In 2015-16, there will be seven events and the year following, eight.
Next year, five of the seven spiels will involve men’s and women’s teams. That will increase to six of eight a year later.
For next season, the confirmed dates are as follows:
· GSOC Tour Challenge (men and women) - September 8-13, 2015
· Masters (men and women) - October 27-November 1, 2015
· National (men) - November 11-15, 2015
· Canadian Open (men and women) - December 8-13, 2015
· Elite 10 (men) - March 16-20, 2016
· Players' Championship (men and women) - April 5-10, 2016
· Champions Cup (men and women) - April 26- May 1, 2016
The lineup for the following year will be as follows:
· GSOC Tour Challenge (men and women) - September 6-11, 2016
· Masters (men and women) - October 25 - 30, 2016
· National (men) - November 9-13, 2016
· Canadian Open (men and women) - December 6-11, 2016
· Event TBD (men and women) - January 5-9, 2017
· Elite 10 (men) - March 16-19, 2017
· Players' Championship (men and women) - April 11-16, 2017
· Champions Cup (men and women) - April 25-30, 2017
Two things jump out at me looking at this lineup: the first is the early start date of the kickoff event – September. The second is the last event, the Champions Cup. I’m not sure what this event is, since I always believed the Players Championship was the big finale. As well, the late date could be as much of a stretch as the early start for the first one. Oh and the 2016 Players Championship will go head to head with the Masters.

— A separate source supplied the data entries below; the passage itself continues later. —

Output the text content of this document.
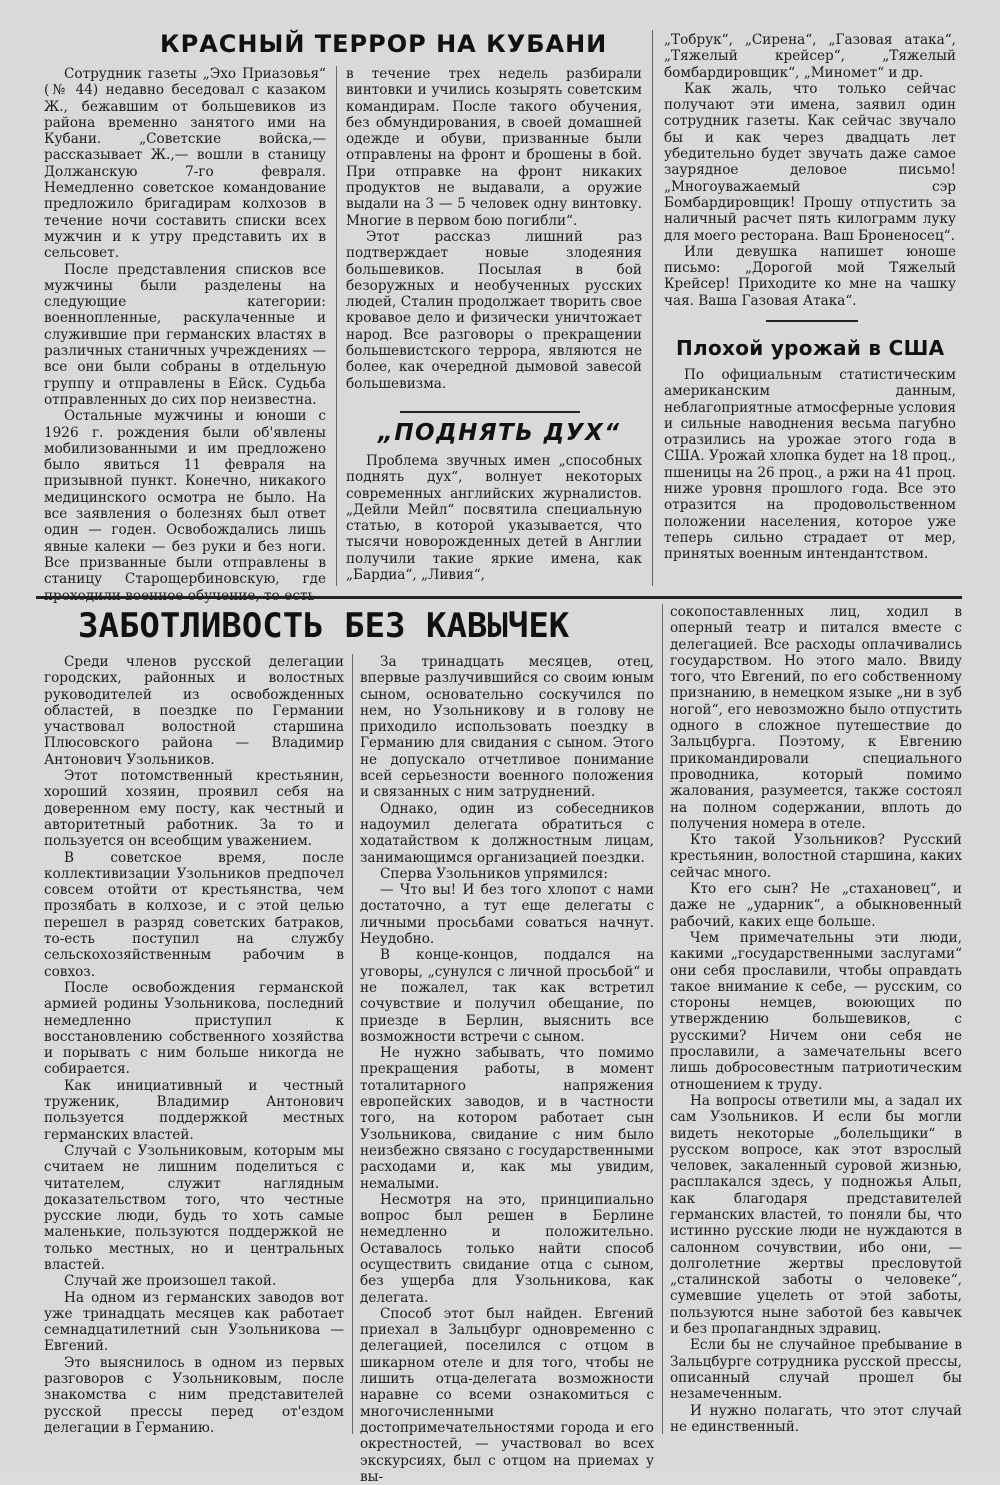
КРАСНЫЙ ТЕРРОР НА КУБАНИ

Сотрудник газеты „Эхо Приазовья“ (№ 44) недавно беседовал с казаком Ж., бежавшим от большевиков из района временно занятого ими на Кубани. „Советские войска,—рассказывает Ж.,— вошли в станицу Должанскую 7-го февраля. Немедленно советское командование предложило бригадирам колхозов в течение ночи составить списки всех мужчин и к утру представить их в сельсовет.

После представления списков все мужчины были разделены на следующие категории: военнопленные, раскулаченные и служившие при германских властях в различных станичных учреждениях — все они были собраны в отдельную группу и отправлены в Ейск. Судьба отправленных до сих пор неизвестна.

Остальные мужчины и юноши с 1926 г. рождения были об'явлены мобилизованными и им предложено было явиться 11 февраля на призывной пункт. Конечно, никакого медицинского осмотра не было. На все заявления о болезнях был ответ один — годен. Освобождались лишь явные калеки — без руки и без ноги. Все призванные были отправлены в станицу Старощербиновскую, где

в течение трех недель разбирали винтовки и учились козырять советским командирам. После такого обучения, без обмундирования, в своей домашней одежде и обуви, призванные были отправлены на фронт и брошены в бой. При отправке на фронт никаких продуктов не выдавали, а оружие выдали на 3 — 5 человек одну винтовку. Многие в первом бою погибли“.

Этот рассказ лишний раз подтверждает новые злодеяния большевиков. Посылая в бой безоружных и необученных русских людей, Сталин продолжает творить свое кровавое дело и физически уничтожает народ. Все разговоры о прекращении большевистского террора, являются не более, как очередной дымовой завесой большевизма.

„ПОДНЯТЬ ДУХ“

Проблема звучных имен „способных поднять дух“, волнует некоторых современных английских журналистов. „Дейли Мейл“ посвятила специальную статью, в которой указывается, что тысячи новорожденных детей в Англии получили такие яркие имена, как „Бардиа“, „Ливия“,

„Тобрук“, „Сирена“, „Газовая атака“, „Тяжелый крейсер“, „Тяжелый бомбардировщик“, „Миномет“ и др.

Как жаль, что только сейчас получают эти имена, заявил один сотрудник газеты. Как сейчас звучало бы и как через двадцать лет убедительно будет звучать даже самое заурядное деловое письмо! „Многоуважаемый сэр Бомбардировщик! Прошу отпустить за наличный расчет пять килограмм луку для моего ресторана. Ваш Броненосец“.

Или девушка напишет юноше письмо: „Дорогой мой Тяжелый Крейсер! Приходите ко мне на чашку чая. Ваша Газовая Атака“.

Плохой урожай в США

По официальным статистическим американским данным, неблагоприятные атмосферные условия и сильные наводнения весьма пагубно отразились на урожае этого года в США. Урожай хлопка будет на 18 проц., пшеницы на 26 проц., а ржи на 41 проц. ниже уровня прошлого года. Все это отразится на продовольственном положении населения, которое уже теперь сильно страдает от мер, принятых военным интендантством.

ЗАБОТЛИВОСТЬ БЕЗ КАВЫЧЕК

Среди членов русской делегации городских, районных и волостных руководителей из освобожденных областей, в поездке по Германии участвовал волостной старшина Плюсовского района — Владимир Антонович Узольников.

Этот потомственный крестьянин, хороший хозяин, проявил себя на доверенном ему посту, как честный и авторитетный работник. За то и пользуется он всеобщим уважением.

В советское время, после коллективизации Узольников предпочел совсем отойти от крестьянства, чем прозябать в колхозе, и с этой целью перешел в разряд советских батраков, то-есть поступил на службу сельскохозяйственным рабочим в совхоз.

После освобождения германской армией родины Узольникова, последний немедленно приступил к восстановлению собственного хозяйства и порывать с ним больше никогда не собирается.

Как инициативный и честный труженик, Владимир Антонович пользуется поддержкой местных германских властей.

Случай с Узольниковым, которым мы считаем не лишним поделиться с читателем, служит наглядным доказательством того, что честные русские люди, будь то хоть самые маленькие, пользуются поддержкой не только местных, но и центральных властей.

Случай же произошел такой.

На одном из германских заводов вот уже тринадцать месяцев как работает семнадцатилетний сын Узольникова — Евгений.

Это выяснилось в одном из первых разговоров с Узольниковым, после знакомства с ним представителей русской прессы перед от'ездом делегации в Германию.

За тринадцать месяцев, отец, впервые разлучившийся со своим юным сыном, основательно соскучился по нем, но Узольникову и в голову не приходило использовать поездку в Германию для свидания с сыном. Этого не допускало отчетливое понимание всей серьезности военного положения и связанных с ним затруднений.

Однако, один из собеседников надоумил делегата обратиться с ходатайством к должностным лицам, занимающимся организацией поездки.

Сперва Узольников упрямился:

— Что вы! И без того хлопот с нами достаточно, а тут еще делегаты с личными просьбами соваться начнут. Неудобно.

В конце-концов, поддался на уговоры, „сунулся с личной просьбой“ и не пожалел, так как встретил сочувствие и получил обещание, по приезде в Берлин, выяснить все возможности встречи с сыном.

Не нужно забывать, что помимо прекращения работы, в момент тоталитарного напряжения европейских заводов, и в частности того, на котором работает сын Узольникова, свидание с ним было неизбежно связано с государственными расходами и, как мы увидим, немалыми.

Несмотря на это, принципиально вопрос был решен в Берлине немедленно и положительно. Оставалось только найти способ осуществить свидание отца с сыном, без ущерба для Узольникова, как делегата.

Способ этот был найден. Евгений приехал в Зальцбург одновременно с делегацией, поселился с отцом в шикарном отеле и для того, чтобы не лишить отца-делегата возможности наравне со всеми ознакомиться с многочисленными достопримечательностями города и его окрестностей, — участвовал во всех экскурсиях, был с отцом на приемах у вы-

сокопоставленных лиц, ходил в оперный театр и питался вместе с делегацией. Все расходы оплачивались государством. Но этого мало. Ввиду того, что Евгений, по его собственному признанию, в немецком языке „ни в зуб ногой“, его невозможно было отпустить одного в сложное путешествие до Зальцбурга. Поэтому, к Евгению прикомандировали специального проводника, который помимо жалования, разумеется, также состоял на полном содержании, вплоть до получения номера в отеле.

Кто такой Узольников? Русский крестьянин, волостной старшина, каких сейчас много.

Кто его сын? Не „стахановец“, и даже не „ударник“, а обыкновенный рабочий, каких еще больше.

Чем примечательны эти люди, какими „государственными заслугами“ они себя прославили, чтобы оправдать такое внимание к себе, — русским, со стороны немцев, воюющих по утверждению большевиков, с русскими? Ничем они себя не прославили, а замечательны всего лишь добросовестным патриотическим отношением к труду.

На вопросы ответили мы, а задал их сам Узольников. И если бы могли видеть некоторые „болельщики“ в русском вопросе, как этот взрослый человек, закаленный суровой жизнью, расплакался здесь, у подножья Альп, как благодаря представителей германских властей, то поняли бы, что истинно русские люди не нуждаются в салонном сочувствии, ибо они, — долголетние жертвы пресловутой „сталинской заботы о человеке“, сумевшие уцелеть от этой заботы, пользуются ныне заботой без кавычек и без пропагандных здравиц.

Если бы не случайное пребывание в Зальцбурге сотрудника русской прессы, описанный случай прошел бы незамеченным.

И нужно полагать, что этот случай не единственный.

Here’s a quote via a press release from Sportsnet president and the guy who beat me on Bumper Stumpers, Scott Moore:
“Canada’s appetite for premium curling coverage continues to grow at a great rate. Sportsnet remains committed to growing the sport in Canada, adding more events to Pinty’s Grand Slam of Curling that shine the spotlight on both international and home-grown talent while elevating the profile of curling’s up-and-coming stars in communities across the country.”
This is a bold move for Sportsnet but one that has obviously been made with the ratings clearly in mind.

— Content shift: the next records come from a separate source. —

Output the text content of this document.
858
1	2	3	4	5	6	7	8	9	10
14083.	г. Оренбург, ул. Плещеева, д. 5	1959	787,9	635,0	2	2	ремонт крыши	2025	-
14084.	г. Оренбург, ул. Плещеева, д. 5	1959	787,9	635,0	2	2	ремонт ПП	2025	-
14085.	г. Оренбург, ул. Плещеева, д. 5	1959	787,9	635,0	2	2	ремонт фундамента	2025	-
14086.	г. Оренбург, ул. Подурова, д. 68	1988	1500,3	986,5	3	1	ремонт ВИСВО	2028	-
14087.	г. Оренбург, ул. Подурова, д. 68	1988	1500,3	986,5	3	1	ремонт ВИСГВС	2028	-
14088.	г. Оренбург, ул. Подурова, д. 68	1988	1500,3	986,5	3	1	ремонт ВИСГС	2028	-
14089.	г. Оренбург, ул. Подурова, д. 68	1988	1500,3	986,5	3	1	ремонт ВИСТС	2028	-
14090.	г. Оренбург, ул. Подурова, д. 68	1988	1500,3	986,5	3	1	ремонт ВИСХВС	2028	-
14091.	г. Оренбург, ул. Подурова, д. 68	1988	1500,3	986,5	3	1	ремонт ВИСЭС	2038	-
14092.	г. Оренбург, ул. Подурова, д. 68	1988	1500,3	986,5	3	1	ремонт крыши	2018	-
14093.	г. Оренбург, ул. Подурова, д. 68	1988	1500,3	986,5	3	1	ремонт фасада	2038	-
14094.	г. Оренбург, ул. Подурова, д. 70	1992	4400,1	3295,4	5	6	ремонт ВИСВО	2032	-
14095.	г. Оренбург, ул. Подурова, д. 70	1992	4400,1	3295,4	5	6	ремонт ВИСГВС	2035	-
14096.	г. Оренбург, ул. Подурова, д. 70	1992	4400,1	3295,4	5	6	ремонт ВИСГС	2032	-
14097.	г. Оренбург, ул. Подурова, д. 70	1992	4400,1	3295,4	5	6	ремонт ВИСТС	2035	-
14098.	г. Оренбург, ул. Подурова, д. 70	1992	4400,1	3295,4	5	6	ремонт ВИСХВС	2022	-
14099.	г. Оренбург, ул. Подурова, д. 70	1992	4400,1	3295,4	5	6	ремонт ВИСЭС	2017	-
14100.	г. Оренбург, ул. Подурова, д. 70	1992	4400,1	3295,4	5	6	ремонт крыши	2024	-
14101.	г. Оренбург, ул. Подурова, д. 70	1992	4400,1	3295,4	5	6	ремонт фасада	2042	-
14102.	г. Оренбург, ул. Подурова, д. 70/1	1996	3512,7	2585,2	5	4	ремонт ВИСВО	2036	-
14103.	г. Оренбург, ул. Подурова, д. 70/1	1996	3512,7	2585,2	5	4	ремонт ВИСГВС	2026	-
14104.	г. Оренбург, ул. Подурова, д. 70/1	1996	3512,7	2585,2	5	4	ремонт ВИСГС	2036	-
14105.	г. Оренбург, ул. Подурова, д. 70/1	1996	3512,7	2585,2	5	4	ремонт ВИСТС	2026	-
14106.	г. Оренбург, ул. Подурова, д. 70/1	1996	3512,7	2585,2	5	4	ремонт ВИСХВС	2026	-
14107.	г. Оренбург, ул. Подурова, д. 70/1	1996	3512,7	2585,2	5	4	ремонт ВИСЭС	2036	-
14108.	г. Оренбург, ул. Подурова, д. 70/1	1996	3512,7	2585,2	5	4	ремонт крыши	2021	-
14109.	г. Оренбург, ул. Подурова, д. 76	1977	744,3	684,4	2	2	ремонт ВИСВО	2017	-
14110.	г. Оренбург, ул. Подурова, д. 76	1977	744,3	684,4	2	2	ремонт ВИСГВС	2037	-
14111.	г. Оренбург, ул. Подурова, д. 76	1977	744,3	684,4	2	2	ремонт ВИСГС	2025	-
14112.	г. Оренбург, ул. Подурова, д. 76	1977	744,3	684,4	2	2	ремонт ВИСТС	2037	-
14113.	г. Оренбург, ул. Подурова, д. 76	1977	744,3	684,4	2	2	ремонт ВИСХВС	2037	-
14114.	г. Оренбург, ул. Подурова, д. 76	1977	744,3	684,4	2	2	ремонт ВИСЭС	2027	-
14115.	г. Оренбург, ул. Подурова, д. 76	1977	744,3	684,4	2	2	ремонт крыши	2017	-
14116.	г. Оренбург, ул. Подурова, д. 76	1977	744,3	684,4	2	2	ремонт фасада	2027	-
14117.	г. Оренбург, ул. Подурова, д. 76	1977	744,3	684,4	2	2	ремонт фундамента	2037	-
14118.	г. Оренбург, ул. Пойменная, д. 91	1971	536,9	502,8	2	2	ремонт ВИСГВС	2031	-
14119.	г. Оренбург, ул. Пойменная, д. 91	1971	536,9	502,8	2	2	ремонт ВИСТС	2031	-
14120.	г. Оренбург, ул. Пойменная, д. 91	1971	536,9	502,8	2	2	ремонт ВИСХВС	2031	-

Simply put, curling draws respectable numbers and offers up good live broadcasts that can be slotted in to times when there are otherwise no live events. You can have live curling at 9 am on a Thursday, something that’s not always possible in other sports.
And live sports is a big seller these days in a broadcast world where Netflix and PVRs reign.
The other significant factor is that Sportsnet owns the property, meaning no rights fees although there operational costs.
If you’re a curling fan, it means you won't have many missed weekends without curling on the TV.
For the top men's teams, this brings the dream of full time professional curling closer. If you add in the eight events of '16-'17 along with the Canada Cup, Continental Cup and a few big spiels (if those events can still squeeze in dates), it is almost a full schedule.